Observations show that the expansion of the universe has started to accelerate very recently (cosmologically speaking) and the scalar field mechanism can again be invoked to explain this. These are known as Quintessence models. This is an attractive dynamical alternative to models in which the dark energy candidate (that causes the acceleration) is the energy of the vacuum, called the cosmological constant. An important issue that needs to be addressed is the coincidence problem, why is this happening now and not earlier? Alternatively, why do we observe the energy densities of dark matter, dark energy and baryonic (normal) matter to be so similar when, in the model with a cosmological constant, they differed by many orders of magnitude for most of the universe's evolution?
My previous work linked dark energy and inflation, focusing on a model in which quintessence was present in the early universe as a subdominant field non-minimally coupled to the inflaton. We were able to study the modifications to slow-roll inflation and reheating, when the inflaton decays into radiation, using the observational constraints on the coupling between dark energy and dark matter.
Scalar Fields with Non-Canonical Kinetic Terms
I am currently working on models that use scalar fields with non-canonical kinetic terms to model the acceleration of the universe. In the context of inflation, this leads to interesting results due to the fact that the speed of sound of the perturbations is less than one, so in these models the predicted spectrum of fluctuations in the CMB is not completely Gaussian. With data from the next generation of experiments, this could be used to discriminate between models of inflation.

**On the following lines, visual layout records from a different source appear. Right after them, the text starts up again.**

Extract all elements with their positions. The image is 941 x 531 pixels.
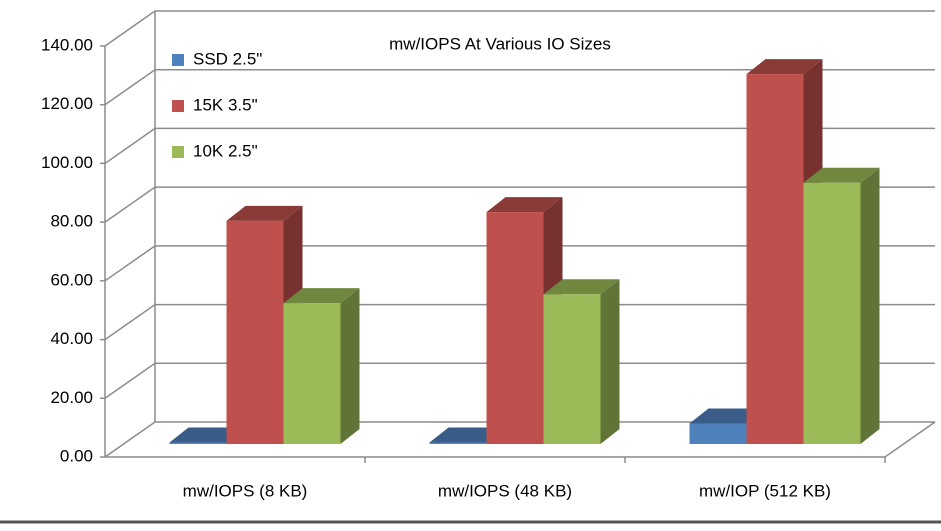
bar-front	[746, 74, 804, 444]
bar-top	[486, 197, 563, 213]
y-tick-label: 120.00	[41, 94, 93, 113]
x-tick-label: mw/IOPS (48 KB)	[438, 481, 572, 500]
legend-label: 10K 2.5"	[193, 141, 258, 160]
bar-front	[543, 294, 601, 444]
y-tick-label: 60.00	[50, 270, 93, 289]
bar-front	[429, 442, 487, 444]
bar-side	[860, 167, 880, 444]
bar	[543, 279, 620, 444]
bar-side	[600, 279, 620, 444]
y-tick-label: 20.00	[50, 388, 93, 407]
bar-top	[543, 279, 620, 295]
legend-label: SSD 2.5"	[193, 49, 262, 68]
grid-line	[100, 127, 935, 165]
bar-side	[340, 288, 360, 444]
bar-top	[226, 205, 303, 221]
bar-front	[226, 220, 284, 444]
chart-title: mw/IOPS At Various IO Sizes	[389, 34, 611, 53]
y-tick-label: 80.00	[50, 212, 93, 231]
bar-front	[689, 423, 747, 444]
y-tick-label: 140.00	[41, 35, 93, 54]
bar-front	[169, 442, 227, 444]
bar-top	[803, 167, 880, 183]
legend-swatch	[172, 146, 184, 158]
legend-label: 15K 3.5"	[193, 95, 258, 114]
grid-line	[100, 68, 935, 106]
bar-top	[746, 59, 823, 75]
legend-swatch	[172, 100, 184, 112]
grid-line	[100, 186, 935, 223]
x-tick-label: mw/IOPS (8 KB)	[183, 481, 308, 500]
bar	[803, 167, 880, 444]
legend-swatch	[172, 54, 184, 66]
y-tick-label: 0.00	[60, 446, 93, 465]
bar-top	[283, 288, 360, 304]
grid-line	[100, 10, 935, 47]
bar-front	[283, 303, 341, 444]
bar	[283, 288, 360, 444]
y-tick-label: 40.00	[50, 329, 93, 348]
x-tick-label: mw/IOP (512 KB)	[699, 481, 831, 500]
y-tick-label: 100.00	[41, 153, 93, 172]
bar-front	[486, 212, 544, 444]
bar-front	[803, 182, 861, 444]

My current work is focused on an inflationary model of this type with a non-minimal coupling to gravity but as well as this I am also interested in other aspects of the physics of scalar fields with non-canonical kinetic terms. I am working to understand of the behaviour of adiabatic and entropic (non-adiabatic) curvature modes in inflationary systems and I am also studying models with mixed kinetic terms in the context of dark energy. I am particularly interested in the mechanism of reheating in these models, which is not well understood at present.